Just making sure you understand me, I am saying that I don't think Timer is as useful AS Spring and Tween. These two needs to be nested in the project due to how they work, something like a timer object can be created without that requirement and still offer the same declarative mode of thinking. The first API example can be designed completely without Fusion as a dependency.

If it were to be implemented I would need to understand why a timer class needs to be counted as a dependency.

For example this is a simple implementation, with no obvious caveat afaik.

local TimerClass = {}
TimerClass.__index = TimerClass

function TimerClass:get() 
	return self.time_left
end

function TimerClass:pause() 
	self.time_connection:Disconnect()
end

local function Timer(interval: number) 
	local self = setmetatable({ time_left = interval }, TimerClass)
	self.time_connection = game:GetService("RunService").Heartbeat:Connect(function(dt) 
		self.time_left -= dt
	end)

	return self
end

local timer = Timer(5)
timer:get() -- 5

wait(2)

timer:pause()
timer:get() -- 3

Ukendio avatar Aug 26 '21 09:08 Ukendio

Just making sure you understand me, I am saying that I don't think Timer is as useful AS Spring and Tween.

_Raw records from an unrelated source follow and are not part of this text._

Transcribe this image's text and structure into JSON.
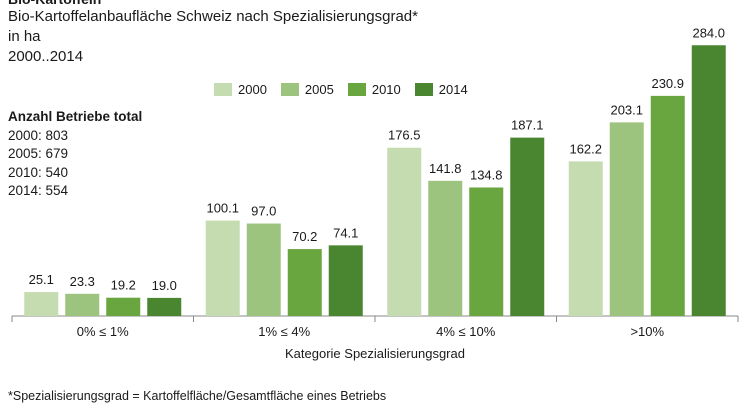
{
  "header": {
    "clipped_title": "Bio-Kartoffeln",
    "title": "Bio-Kartoffelanbaufläche Schweiz nach Spezialisierungsgrad*",
    "unit": "in ha",
    "period": "2000..2014"
  },
  "betriebe": {
    "title": "Anzahl Betriebe total",
    "rows": [
      "2000: 803",
      "2005: 679",
      "2010: 540",
      "2014: 554"
    ]
  },
  "footnote": "*Spezialisierungsgrad = Kartoffelfläche/Gesamtfläche eines Betriebs",
  "chart_data": {
    "type": "bar",
    "categories": [
      "0% ≤ 1%",
      "1% ≤ 4%",
      "4% ≤ 10%",
      ">10%"
    ],
    "xlabel": "Kategorie Spezialisierungsgrad",
    "ylabel": "",
    "ylim": [
      0,
      300
    ],
    "grid": false,
    "legend_position": "top",
    "series": [
      {
        "name": "2000",
        "color": "#c5dcb0",
        "values": [
          25.1,
          100.1,
          176.5,
          162.2
        ]
      },
      {
        "name": "2005",
        "color": "#9dc47e",
        "values": [
          23.3,
          97.0,
          141.8,
          203.1
        ]
      },
      {
        "name": "2010",
        "color": "#6aa63f",
        "values": [
          19.2,
          70.2,
          134.8,
          230.9
        ]
      },
      {
        "name": "2014",
        "color": "#4a8530",
        "values": [
          19.0,
          74.1,
          187.1,
          284.0
        ]
      }
    ]
  }
}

I see Timer being broadly useful for defining all sorts of declarative animations that are driven by time (e.g. loading spinners/throbbers, pulse effects, keyframed animations), and so I think that even though it's relatively simple to implement, it'd be beneficial to have one well-designed, consistent inbox solution for it.

dphfox avatar Aug 29 '21 00:08 dphfox

That is a good point! Would you possibly have a draft, or a rough design of its implementation?

Ukendio avatar Aug 29 '21 00:08 Ukendio

Interesting thought - how will this garbage collect?

Presumably, a Timer will update on every render step. This could very easily interfere with #133. Furthermore, this implies a RunService connection is being maintained, which could easily introduce a strong, long-lived reference. We need to be careful about this.

dphfox avatar Feb 08 '22 20:02 dphfox

Something interesting to consider - while for most applications having a continuously incrementing timer is desirable, it might also be worth investigating frame-counting timers too. This could be useful for applications where a fixed time step is used for consistent or deterministic value reproduction.

dphfox avatar Aug 19 '22 11:08 dphfox

It's not really the same as a tween - a tween approaches a value over time, whereas a timer constantly ticks upward 🙂

how is this meaningfully different from Tween chained into a Math.floor()? does it just tick up forever? what are the implications of that memory-wise

frqstbite avatar May 13 '24 19:05 frqstbite

Yes, timers tick up forever. They are not floored, they use real numbers of seconds. This has no memory implications.